A family saw this and their 8-year-old daughter said, "Daddy, can I collect the cards with the pictures of the pretty ladies on them, too?" Needless to say, that is one family that never came back to "Family Friendly" Vegas.
And if you went off the strip a block or two, you would see the underage teenage hookers, of both genders, plying their trade. If you want to have sex with teen runaways, Vegas has your back. And what goes on in Vegas, stays in Vegas, right? That slogan is working out so much better for them than the "family friendly" marketing program.
Gambling seems to attract a lot of odious sorts. It is an excellent venue for money laundering. And prostitution and drugs seems to shadow it wherever it goes. Where are we going with this? And why do State Legislators buy into this? Or more succinctly, how much does it cost to buy a State Legislator?

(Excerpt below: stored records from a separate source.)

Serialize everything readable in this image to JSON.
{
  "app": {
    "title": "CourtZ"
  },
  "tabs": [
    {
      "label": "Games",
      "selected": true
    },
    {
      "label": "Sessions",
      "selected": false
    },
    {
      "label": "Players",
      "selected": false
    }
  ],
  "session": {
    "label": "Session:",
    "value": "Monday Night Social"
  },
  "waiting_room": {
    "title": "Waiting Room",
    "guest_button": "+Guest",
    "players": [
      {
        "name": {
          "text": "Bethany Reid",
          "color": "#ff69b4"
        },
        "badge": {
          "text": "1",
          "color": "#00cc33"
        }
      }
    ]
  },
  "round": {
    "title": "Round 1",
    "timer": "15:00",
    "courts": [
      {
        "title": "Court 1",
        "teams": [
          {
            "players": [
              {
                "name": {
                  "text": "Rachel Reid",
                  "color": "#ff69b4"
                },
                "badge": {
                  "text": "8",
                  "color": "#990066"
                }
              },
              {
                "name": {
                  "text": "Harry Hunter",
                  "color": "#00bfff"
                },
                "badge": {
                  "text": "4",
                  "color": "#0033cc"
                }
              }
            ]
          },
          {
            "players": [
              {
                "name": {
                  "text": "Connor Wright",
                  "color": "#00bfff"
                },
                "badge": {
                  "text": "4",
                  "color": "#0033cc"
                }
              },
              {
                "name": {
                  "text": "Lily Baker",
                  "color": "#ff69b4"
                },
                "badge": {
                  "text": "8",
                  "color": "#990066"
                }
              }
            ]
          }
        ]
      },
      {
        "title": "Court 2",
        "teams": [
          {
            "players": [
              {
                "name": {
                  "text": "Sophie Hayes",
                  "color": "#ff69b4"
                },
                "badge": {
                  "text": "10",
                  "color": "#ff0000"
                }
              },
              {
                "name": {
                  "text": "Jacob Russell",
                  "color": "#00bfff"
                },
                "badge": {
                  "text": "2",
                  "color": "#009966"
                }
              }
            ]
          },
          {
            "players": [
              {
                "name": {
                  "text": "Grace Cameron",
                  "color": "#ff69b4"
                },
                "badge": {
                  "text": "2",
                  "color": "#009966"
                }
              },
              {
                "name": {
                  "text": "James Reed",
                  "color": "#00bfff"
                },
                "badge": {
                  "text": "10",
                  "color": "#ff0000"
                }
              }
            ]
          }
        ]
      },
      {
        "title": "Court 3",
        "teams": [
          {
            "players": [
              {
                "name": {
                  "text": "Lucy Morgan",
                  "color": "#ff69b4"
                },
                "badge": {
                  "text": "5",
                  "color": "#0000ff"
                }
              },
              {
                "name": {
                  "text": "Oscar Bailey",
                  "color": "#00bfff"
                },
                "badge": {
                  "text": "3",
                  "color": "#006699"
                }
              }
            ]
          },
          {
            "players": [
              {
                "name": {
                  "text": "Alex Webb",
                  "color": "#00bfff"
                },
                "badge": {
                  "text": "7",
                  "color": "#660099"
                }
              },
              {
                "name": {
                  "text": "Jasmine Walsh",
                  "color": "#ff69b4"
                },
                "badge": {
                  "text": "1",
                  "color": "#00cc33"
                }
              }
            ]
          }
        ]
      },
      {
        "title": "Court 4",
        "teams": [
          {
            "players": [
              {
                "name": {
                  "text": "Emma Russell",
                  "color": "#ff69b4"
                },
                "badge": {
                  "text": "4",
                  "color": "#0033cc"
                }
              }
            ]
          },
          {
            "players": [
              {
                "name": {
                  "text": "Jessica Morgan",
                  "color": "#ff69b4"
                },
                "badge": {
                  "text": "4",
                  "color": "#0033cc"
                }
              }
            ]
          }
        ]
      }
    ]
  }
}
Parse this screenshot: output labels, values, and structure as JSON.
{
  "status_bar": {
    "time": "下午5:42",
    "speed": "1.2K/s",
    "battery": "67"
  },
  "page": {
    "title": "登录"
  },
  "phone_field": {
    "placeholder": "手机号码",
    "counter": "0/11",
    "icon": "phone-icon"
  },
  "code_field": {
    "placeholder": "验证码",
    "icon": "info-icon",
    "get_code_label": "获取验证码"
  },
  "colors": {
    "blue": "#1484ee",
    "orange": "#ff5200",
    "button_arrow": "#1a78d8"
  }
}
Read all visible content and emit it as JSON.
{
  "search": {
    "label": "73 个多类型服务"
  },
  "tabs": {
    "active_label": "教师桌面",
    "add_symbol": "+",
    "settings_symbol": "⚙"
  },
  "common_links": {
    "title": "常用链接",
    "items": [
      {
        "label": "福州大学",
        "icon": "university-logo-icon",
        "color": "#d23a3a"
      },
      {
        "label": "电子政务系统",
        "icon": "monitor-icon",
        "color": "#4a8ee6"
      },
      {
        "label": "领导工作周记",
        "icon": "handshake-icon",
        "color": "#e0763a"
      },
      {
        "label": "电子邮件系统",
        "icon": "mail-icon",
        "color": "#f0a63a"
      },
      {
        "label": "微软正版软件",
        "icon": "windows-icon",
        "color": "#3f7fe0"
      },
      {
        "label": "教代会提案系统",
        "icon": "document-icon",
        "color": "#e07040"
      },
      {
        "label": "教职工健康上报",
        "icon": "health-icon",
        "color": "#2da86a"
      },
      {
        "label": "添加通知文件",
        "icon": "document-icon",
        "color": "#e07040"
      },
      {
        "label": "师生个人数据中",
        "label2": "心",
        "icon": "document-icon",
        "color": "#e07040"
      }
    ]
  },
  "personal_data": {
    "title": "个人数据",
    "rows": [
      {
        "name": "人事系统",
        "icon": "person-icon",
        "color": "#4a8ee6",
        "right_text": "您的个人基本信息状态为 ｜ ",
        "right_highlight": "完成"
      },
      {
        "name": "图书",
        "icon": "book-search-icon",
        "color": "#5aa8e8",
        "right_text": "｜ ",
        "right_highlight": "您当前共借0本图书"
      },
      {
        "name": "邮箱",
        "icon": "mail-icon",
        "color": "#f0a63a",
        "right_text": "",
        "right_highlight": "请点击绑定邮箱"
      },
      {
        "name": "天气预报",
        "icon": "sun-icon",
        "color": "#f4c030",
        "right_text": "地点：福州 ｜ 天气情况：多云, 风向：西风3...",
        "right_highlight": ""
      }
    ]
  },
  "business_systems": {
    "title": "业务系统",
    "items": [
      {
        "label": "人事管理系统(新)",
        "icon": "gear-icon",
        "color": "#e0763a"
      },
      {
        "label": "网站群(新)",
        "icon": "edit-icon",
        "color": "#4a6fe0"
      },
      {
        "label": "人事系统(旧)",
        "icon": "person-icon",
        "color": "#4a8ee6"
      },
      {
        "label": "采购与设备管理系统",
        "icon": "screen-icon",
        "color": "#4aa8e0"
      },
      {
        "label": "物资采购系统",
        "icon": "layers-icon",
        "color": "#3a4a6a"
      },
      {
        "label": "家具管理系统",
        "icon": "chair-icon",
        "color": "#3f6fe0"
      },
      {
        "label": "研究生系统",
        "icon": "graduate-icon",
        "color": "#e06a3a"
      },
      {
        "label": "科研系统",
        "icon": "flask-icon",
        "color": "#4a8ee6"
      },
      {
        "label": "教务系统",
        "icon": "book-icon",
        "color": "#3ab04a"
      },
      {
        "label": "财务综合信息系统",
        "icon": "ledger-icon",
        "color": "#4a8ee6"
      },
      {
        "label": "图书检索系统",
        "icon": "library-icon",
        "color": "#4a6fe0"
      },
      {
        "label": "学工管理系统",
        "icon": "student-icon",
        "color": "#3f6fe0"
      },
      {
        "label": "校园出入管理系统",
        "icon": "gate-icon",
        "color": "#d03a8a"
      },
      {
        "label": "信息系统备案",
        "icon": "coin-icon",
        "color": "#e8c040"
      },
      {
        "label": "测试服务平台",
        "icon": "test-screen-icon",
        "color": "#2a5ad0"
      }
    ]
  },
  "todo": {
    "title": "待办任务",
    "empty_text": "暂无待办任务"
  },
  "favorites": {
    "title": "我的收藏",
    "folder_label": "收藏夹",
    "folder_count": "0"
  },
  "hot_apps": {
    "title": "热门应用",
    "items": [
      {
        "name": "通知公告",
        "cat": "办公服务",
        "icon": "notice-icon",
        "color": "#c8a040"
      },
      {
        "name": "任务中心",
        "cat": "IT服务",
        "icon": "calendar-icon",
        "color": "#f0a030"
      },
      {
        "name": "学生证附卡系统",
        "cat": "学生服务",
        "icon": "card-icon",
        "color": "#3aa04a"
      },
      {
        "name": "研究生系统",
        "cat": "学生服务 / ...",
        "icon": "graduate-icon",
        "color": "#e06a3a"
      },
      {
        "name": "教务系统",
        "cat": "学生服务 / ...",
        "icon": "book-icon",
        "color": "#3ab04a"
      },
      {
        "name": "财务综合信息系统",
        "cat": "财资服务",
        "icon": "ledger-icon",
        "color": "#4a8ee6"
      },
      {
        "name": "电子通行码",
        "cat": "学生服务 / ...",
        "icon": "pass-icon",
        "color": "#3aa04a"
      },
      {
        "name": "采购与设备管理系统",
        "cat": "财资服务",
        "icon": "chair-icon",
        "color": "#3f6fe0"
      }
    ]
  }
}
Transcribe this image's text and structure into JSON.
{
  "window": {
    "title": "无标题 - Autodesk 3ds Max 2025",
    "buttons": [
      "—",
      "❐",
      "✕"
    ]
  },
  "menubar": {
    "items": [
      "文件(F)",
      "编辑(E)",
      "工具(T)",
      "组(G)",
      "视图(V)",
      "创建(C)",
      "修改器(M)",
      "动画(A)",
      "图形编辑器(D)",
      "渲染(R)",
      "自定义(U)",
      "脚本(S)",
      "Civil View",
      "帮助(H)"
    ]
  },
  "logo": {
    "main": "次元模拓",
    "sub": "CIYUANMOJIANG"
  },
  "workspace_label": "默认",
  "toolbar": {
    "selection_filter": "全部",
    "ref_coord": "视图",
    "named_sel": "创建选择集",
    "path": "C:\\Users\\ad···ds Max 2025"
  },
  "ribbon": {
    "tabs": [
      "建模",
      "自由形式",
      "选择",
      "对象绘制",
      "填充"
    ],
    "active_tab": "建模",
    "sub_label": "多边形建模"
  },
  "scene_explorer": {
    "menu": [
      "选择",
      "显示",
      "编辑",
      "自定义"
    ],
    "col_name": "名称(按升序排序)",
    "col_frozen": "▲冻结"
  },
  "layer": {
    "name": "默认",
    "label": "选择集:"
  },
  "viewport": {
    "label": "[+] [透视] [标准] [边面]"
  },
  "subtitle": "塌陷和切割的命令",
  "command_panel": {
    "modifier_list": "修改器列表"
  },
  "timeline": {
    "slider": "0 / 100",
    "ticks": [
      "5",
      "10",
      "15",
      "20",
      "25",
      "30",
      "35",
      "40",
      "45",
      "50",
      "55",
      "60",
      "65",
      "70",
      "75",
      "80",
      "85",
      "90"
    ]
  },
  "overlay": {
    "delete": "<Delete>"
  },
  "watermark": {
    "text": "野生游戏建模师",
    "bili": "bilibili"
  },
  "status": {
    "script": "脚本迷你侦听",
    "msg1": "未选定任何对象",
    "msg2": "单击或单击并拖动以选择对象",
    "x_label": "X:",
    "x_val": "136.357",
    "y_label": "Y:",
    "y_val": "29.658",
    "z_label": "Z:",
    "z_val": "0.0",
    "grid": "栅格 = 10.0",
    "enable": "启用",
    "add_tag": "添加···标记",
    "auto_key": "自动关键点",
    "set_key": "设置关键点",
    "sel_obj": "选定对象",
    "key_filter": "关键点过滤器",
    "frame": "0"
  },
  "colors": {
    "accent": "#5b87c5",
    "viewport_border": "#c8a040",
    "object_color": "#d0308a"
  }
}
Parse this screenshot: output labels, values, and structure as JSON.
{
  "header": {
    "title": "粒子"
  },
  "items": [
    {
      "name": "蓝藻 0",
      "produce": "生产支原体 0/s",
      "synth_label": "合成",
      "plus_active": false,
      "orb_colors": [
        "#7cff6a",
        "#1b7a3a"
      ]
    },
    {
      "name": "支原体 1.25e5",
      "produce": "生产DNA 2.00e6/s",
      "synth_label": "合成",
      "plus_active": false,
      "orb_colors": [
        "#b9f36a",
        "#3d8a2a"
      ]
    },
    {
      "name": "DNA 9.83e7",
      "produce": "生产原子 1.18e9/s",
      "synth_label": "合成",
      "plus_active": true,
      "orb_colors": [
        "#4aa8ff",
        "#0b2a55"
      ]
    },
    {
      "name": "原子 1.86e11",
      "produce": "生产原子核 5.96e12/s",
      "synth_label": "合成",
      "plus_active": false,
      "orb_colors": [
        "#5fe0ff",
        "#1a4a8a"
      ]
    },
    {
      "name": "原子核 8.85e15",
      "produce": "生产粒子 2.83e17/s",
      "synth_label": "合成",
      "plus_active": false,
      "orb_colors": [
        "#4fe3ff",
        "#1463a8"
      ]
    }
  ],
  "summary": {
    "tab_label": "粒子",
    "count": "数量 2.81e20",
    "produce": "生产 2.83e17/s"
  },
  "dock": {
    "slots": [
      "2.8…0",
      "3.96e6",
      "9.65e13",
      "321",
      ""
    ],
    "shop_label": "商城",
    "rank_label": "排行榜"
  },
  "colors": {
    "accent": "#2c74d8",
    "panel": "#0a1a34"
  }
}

And now these Casinos, which promised their tribesmen so much money - and the States a share of the revenue - are conveniently showing losses and huge debts. Is Mitt Romney involved? Because it sounds like the same old deal - load up a company with debt, show an operating loss, declare bankruptcy, and then start over again, debt-free. Where did the debt all go to? Construction companies, for these abortive expansion efforts. And we all know that construction companies are NEVER Mob-connected, right?
So we stiff the Indians (except the few tribal elders who are on salary and go along with this) and we stiff the "save the schools because I want low property taxes" fund, and we stiff the bondholders as well. Repeat ad infinitium, as a number of casinos are going through this right now.
I am not saying this IS what is happening at Mohegan, but it COULD BE what is happening at a lot of these Casinos. And you and I have no way of telling, do we? No way at all. Buying these bonds is just gambling at this point - and gambling in a game that might be fixed from the get-go, and you have no way of knowing.
One problem with our free-market system is that it is a free-market system - namely that people can run rogue all over the rules, if they want to, if indeed there are even rules. Yes, there are some good investments out there still. But others? Who knows what you are buying into?
And who needs to go to a Connecticut casino, when they have one running in New York, every business day, on Wall Street?
But remember, it isn't Gambling - it's Gaming, right? Talk about poor normative cues!
Note: The debt situation this Casino is a moving target. Here are some more recent articles on the subject:
This part of their restructuring plan is troubling:
The operator of the Indian-run casinos in Uncasville and Wilkes-Barre, Pa., also said it will offer to exchange $598 million in bonds for new notes with the same principal balance but with fewer restrictions. The gaming authority is asking holders of the old notes to accept amendments that would eliminate or waive restrictive covenants and eliminate certain default terms and modify or eliminate other provisions.So if you buy this bond now, you may end up with just more bonds, which may be worth face value, but on the open market may be worth even less than you paid for the old bonds.
I'd rather cruise on the Coastal Concordia, I think.
This link describes their proposed debt refinancing in more detail:
If I read this right, this short-term investment could end up being a long-term one. And when those notes come due, in 2016, do they pay you back (at 11%) or do they roll those over yet again? Or what?
If you are bullish on the gaming industry, you might want to gamble. But it is a gamble, plain and simple - and a long-term one at that.